– Можно мне быть здесь? – спросила я, прильнув щекой к земле, притянув колени к груди, – Что мне делать?
Глубинный, протяжный ответ заискрился по коже, полетел ввысь – но без Эцэлэта мне этот ответ не разгадать. Станет ли он говорить со мной? «Не хочу, чтобы он обидел тебя», – так сказал его учитель. Должно быть, Эцэлэт меня ненавидит – что ж, у него есть причина. От воспоминаний о том, что я слышала в доме совета, о том, что не сумела их переубедить, виски опалил жгучий стыд, такой болезненный, гадкий – снова захотелось плакать. Нет, мне нельзя.
Весь следующий день я обустраивала свой маленький лагерь, ловила рыбу, собирала орехи и дикие яблоки, чтобы скоротать время до вечерней песни. К наступлению темноты мое новое жилище стало почти обжитым, обещая приютить меня до прихода зимы. Но сколько бы я не придумывала новых дел, образ опустевшей деревни преследовал меня, проступал в мыслях нестираемым отпечатком. Источник оставался таким же печальным и тихим, наши голоса летели к звездам,
они не слышат
никого не коснувшись, ничье сердце не пробудив. Всю ночь я не сомкнула глаз, сбившись клубком на ветке, размышляя – что, если этим муторным кошмаром обернулась моя детская игра? Я не пройду посвящение, не засияю – все опустеет, померкнет. Нет, нет! Я верю источнику, мой путь – верный.
Когда истаял утренний туман, чувство гложущей, тоскливой пустоты стало нестерпимым, и я решила вернуться в деревню. Просто проверить. Все ведь все еще там, ждут моего света?
Двух дней ведь довольно, чтобы обдумать мои слова?
Они позовут Эцэлэта, он не станет больше на меня сердиться, объяснит мой сон и ответ скрытого источника. Я пройду посвящение, я засияю. Все будет хорошо.

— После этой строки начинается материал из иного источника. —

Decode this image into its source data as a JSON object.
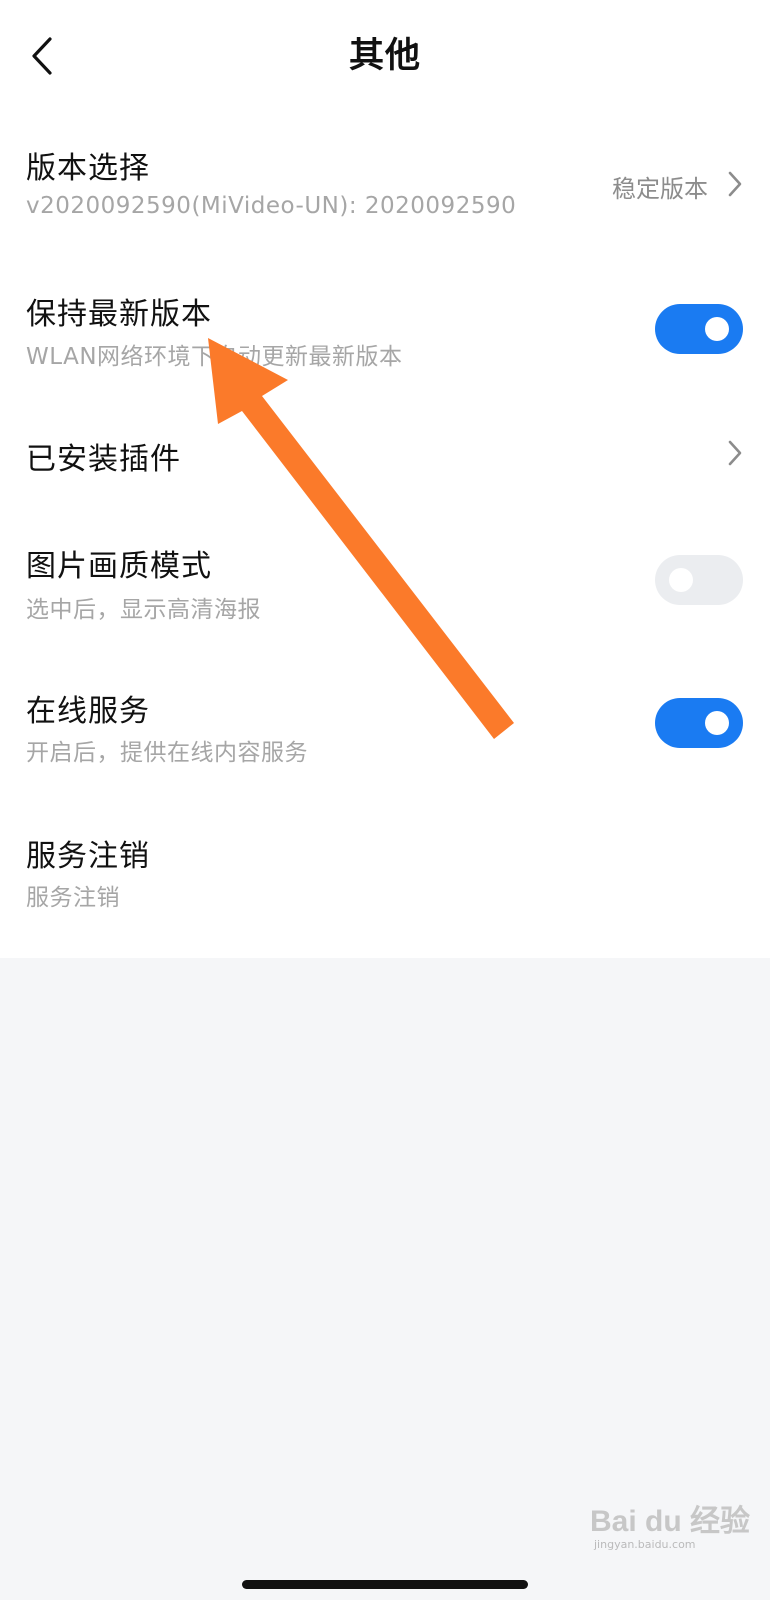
{
  "header": {
    "title": "其他",
    "back_icon": "chevron-left-icon"
  },
  "rows": [
    {
      "id": "version-select",
      "title": "版本选择",
      "subtitle": "v2020092590(MiVideo-UN): 2020092590",
      "value": "稳定版本",
      "control": "chevron"
    },
    {
      "id": "keep-latest",
      "title": "保持最新版本",
      "subtitle": "WLAN网络环境下自动更新最新版本",
      "control": "toggle",
      "on": true
    },
    {
      "id": "installed-plugins",
      "title": "已安装插件",
      "control": "chevron"
    },
    {
      "id": "image-quality",
      "title": "图片画质模式",
      "subtitle": "选中后，显示高清海报",
      "control": "toggle",
      "on": false
    },
    {
      "id": "online-service",
      "title": "在线服务",
      "subtitle": "开启后，提供在线内容服务",
      "control": "toggle",
      "on": true
    },
    {
      "id": "service-logout",
      "title": "服务注销",
      "subtitle": "服务注销"
    }
  ],
  "colors": {
    "accent": "#1a7bf2",
    "arrow": "#fb7a2a",
    "toggle_off": "#ebedf0"
  },
  "watermark": {
    "text": "Bai du 经验",
    "sub": "jingyan.baidu.com"
  }
}
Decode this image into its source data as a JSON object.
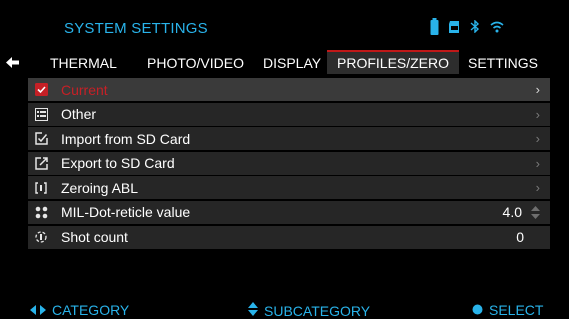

Приблизились обитаемые, совсем не пустые дома, повеяло гомоном знакомых голосов, дымом общих костров. Я поняла, как соскучилась и озябла, ускорила шаг. Приветствие вспыхнуло на языке, я взмахнула рукой – но жест стал напрасным, оборвал общий разговор. Это длилось несколько ударов сердца – медленных, как грозовые раскаты. Кто-то смотрел на меня исподлобья, кто-то отводил взгляд.
– Одумалась? – едко спросила Зири, вышагнув мне навстречу из-за чьей-то спины, – Или просто голодная? Атеши волнуется за тебя, а зря. Ты уже взрослая для таких выходок. Пора тебе понять, кто ты, кем должна стать.
Все они, звезды, для которых я буду сиять, молчали. Не вторили ей, не защищали меня. Молчали, словно здесь не было никого. Словно деревня и правда была пуста. Опустело сердце леса. Глаза защипало, но я не позволила себе заплакать.
– Значит, тебе все равно, что говорит источник?
Зири метнулась ко мне, как стрела, как песня, стиснула мне плечи сухими, горячими пальцами.
– Мне все равно, что говоришь ты, пока лепечешь эту ерунду. Пойди, извинись перед Атеши, признай его старшей звездой, – она перевела дыхание, голос ее стал мягче, ласковей, но глаза и руки полыхали больно и зло, – ну же, неужели не хочешь пройти посвящение? Ты ведь так мечтала, твой свет такой чудесный и яркий. Вспомни – ты всем хотела помочь. Неужели детские капризы важнее?
– Источник говорит, мой путь – верный, – проговорила я тихо, отчетливо, чувствуя, как белеют губы, как мое тепло отступает к ее злым ладоням. Зири отпустила меня, отмахнулась. Я хотела что-то еще сказать, хоть что-то, но все в душе пересохло, острый камень проткнул горло, не пропуская слова. Губы дрожали, я опустила голову, чтобы скрыть это. Плотный ком общего молчания выдавливал меня из мира. Я дернула плечами, стряхивая его, и зашагала прочь.
Я изгнанница? Или пока нет?.. Смогу ли я все исправить, смогу ли забыть это молчание?
Все стихло во мне, все подернулось тенью – мой свет, песня души, я не находила ответа. Знала лишь – не отступлю.